Monday, March 9, 2009

Over-Thinking Children's Television, vol. 2

Anyone who has watched even a single episode of Dora the Explorer can agree that Swiper the fox is a total douche. It isn't enough that he's always stealing things; he has to just casually throw them away, rather than scurrying off with his ill-gotten goods or maybe doing something useful with them. But then he's got this, I don't know, pervasive developmental disorder or something, where if you tell him three times not to rob you, he won't. Maybe it's like a mild avoidant personality disorder. I don't know... what do I look like, Frasier?

There's one episode of Dora that displays a moral ambiguity that I'm not comfortable with. Dora and Boots have a hankerin' for some blueberries, and rather than simply going back to Dora's house, or say, a grocery store, and getting some more blueberries, they decide to go to Blueberry Hill and pick some. Aside from the obvious insecticide-related concerns related to the consumption of unwashed fruit picked from random shrubbery, their scheme has a slight kink: Swiper lives on Blueberry Hill.

Of course, Dora and Boots are all worried that Swiper may come out and swipe "their" blueberries. The whole time, they're all "keep an eye out for that sneaky fox" and "he's always trying to swipe our stuff." I have some news for you two: You're tresspassing. You got the munchies, and suddenly it's okay to go stamping around Swiper's house and steal the berries he has lovingly cultivated all season?

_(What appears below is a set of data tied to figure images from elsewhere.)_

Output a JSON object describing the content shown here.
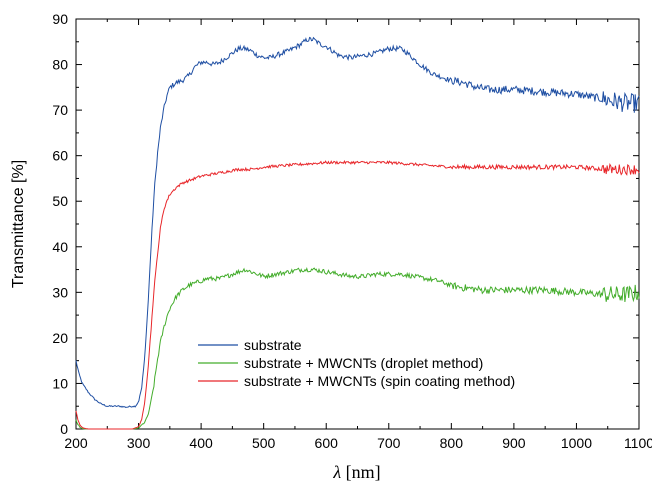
{
  "chart_data": {
    "type": "line",
    "title": "",
    "xlabel_symbol": "λ",
    "xlabel_unit": " [nm]",
    "ylabel": "Transmittance [%]",
    "xlim": [
      200,
      1100
    ],
    "ylim": [
      0,
      90
    ],
    "xticks": [
      200,
      300,
      400,
      500,
      600,
      700,
      800,
      900,
      1000,
      1100
    ],
    "yticks": [
      0,
      10,
      20,
      30,
      40,
      50,
      60,
      70,
      80,
      90
    ],
    "grid": false,
    "legend_position": "lower-center",
    "series": [
      {
        "name": "substrate",
        "color": "#1f4fa3",
        "noise": 0.55,
        "x": [
          200,
          205,
          210,
          215,
          220,
          230,
          240,
          250,
          260,
          270,
          280,
          290,
          295,
          300,
          305,
          310,
          315,
          320,
          325,
          330,
          335,
          340,
          345,
          350,
          360,
          370,
          380,
          390,
          400,
          410,
          420,
          430,
          440,
          450,
          460,
          470,
          480,
          490,
          500,
          510,
          520,
          540,
          560,
          570,
          580,
          590,
          600,
          610,
          620,
          640,
          660,
          680,
          700,
          720,
          730,
          750,
          770,
          790,
          800,
          820,
          840,
          860,
          880,
          900,
          950,
          1000,
          1020,
          1040,
          1060,
          1080,
          1090,
          1095,
          1100
        ],
        "y": [
          15,
          12,
          10,
          9,
          8,
          6.5,
          5.5,
          5,
          5,
          5,
          4.8,
          5,
          5,
          6,
          9,
          16,
          27,
          40,
          52,
          60,
          66,
          70,
          73,
          75,
          76,
          76.5,
          77.5,
          79.5,
          80.5,
          80.5,
          80,
          80.5,
          81.5,
          82.5,
          83.5,
          83.5,
          83,
          82,
          81.5,
          81.5,
          82,
          83,
          84.5,
          85.5,
          85.5,
          84.5,
          84,
          83,
          82,
          81.5,
          82,
          82.5,
          83.5,
          83.5,
          82.5,
          80,
          78,
          77,
          76.5,
          76,
          75,
          74.5,
          74.5,
          74.5,
          74,
          73.5,
          73,
          72.5,
          72,
          71.5,
          71.5,
          71.5,
          71.5
        ]
      },
      {
        "name": "substrate + MWCNTs (droplet method)",
        "color": "#44ad2c",
        "noise": 0.5,
        "x": [
          200,
          203,
          206,
          210,
          215,
          220,
          240,
          260,
          280,
          290,
          300,
          310,
          315,
          320,
          325,
          330,
          335,
          340,
          345,
          350,
          360,
          370,
          380,
          390,
          400,
          410,
          420,
          430,
          440,
          450,
          460,
          470,
          480,
          490,
          500,
          520,
          540,
          560,
          570,
          580,
          600,
          620,
          640,
          660,
          680,
          700,
          720,
          740,
          760,
          780,
          800,
          820,
          850,
          900,
          950,
          1000,
          1050,
          1080,
          1100
        ],
        "y": [
          2,
          1,
          0.4,
          0.1,
          0,
          0,
          0,
          0,
          0,
          0,
          0.2,
          1.5,
          3,
          6,
          10,
          15,
          19,
          22,
          24.5,
          26.5,
          29,
          30.5,
          31.5,
          32,
          32.5,
          33,
          33,
          33,
          33.5,
          34,
          34.5,
          35,
          34.5,
          34,
          33.5,
          34,
          34.5,
          35,
          35,
          35,
          34.5,
          34,
          33.5,
          33.5,
          34,
          34,
          34,
          33.5,
          33,
          32.5,
          31.5,
          31,
          30.5,
          30.5,
          30.5,
          30,
          29.5,
          29.5,
          30
        ]
      },
      {
        "name": "substrate + MWCNTs (spin coating method)",
        "color": "#e8262a",
        "noise": 0.3,
        "x": [
          200,
          203,
          206,
          210,
          215,
          220,
          240,
          260,
          280,
          290,
          300,
          305,
          310,
          315,
          320,
          325,
          330,
          335,
          340,
          345,
          350,
          360,
          370,
          380,
          390,
          400,
          420,
          440,
          460,
          480,
          500,
          550,
          600,
          650,
          700,
          750,
          800,
          850,
          900,
          950,
          1000,
          1050,
          1080,
          1100
        ],
        "y": [
          4,
          2,
          1,
          0.3,
          0.1,
          0,
          0,
          0,
          0,
          0,
          0.5,
          2,
          6,
          13,
          22,
          31,
          38,
          44,
          48,
          50,
          51.5,
          53,
          54,
          54.5,
          55,
          55.5,
          56,
          56.5,
          57,
          57,
          57.5,
          58,
          58.5,
          58.5,
          58.5,
          58,
          57.5,
          57.5,
          57.5,
          57.5,
          57.5,
          57,
          57,
          57
        ]
      }
    ]
  }
}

Selling those blueberries is the only way Swiper's able to pay his rent. Are you gonna let that klepto crash on your couch after he's been evicted? No, I didn't think so.

Oh, you're the star of the show, Dora, so you get to act on whatever selfish whim you happen to have. Nice. What's next? You and your boanthropic pal Benny gonna go down to the river and set fire to the Grumpy Old Troll's bridge so you can toast marshmallows? He lives under that bridge. Jerks.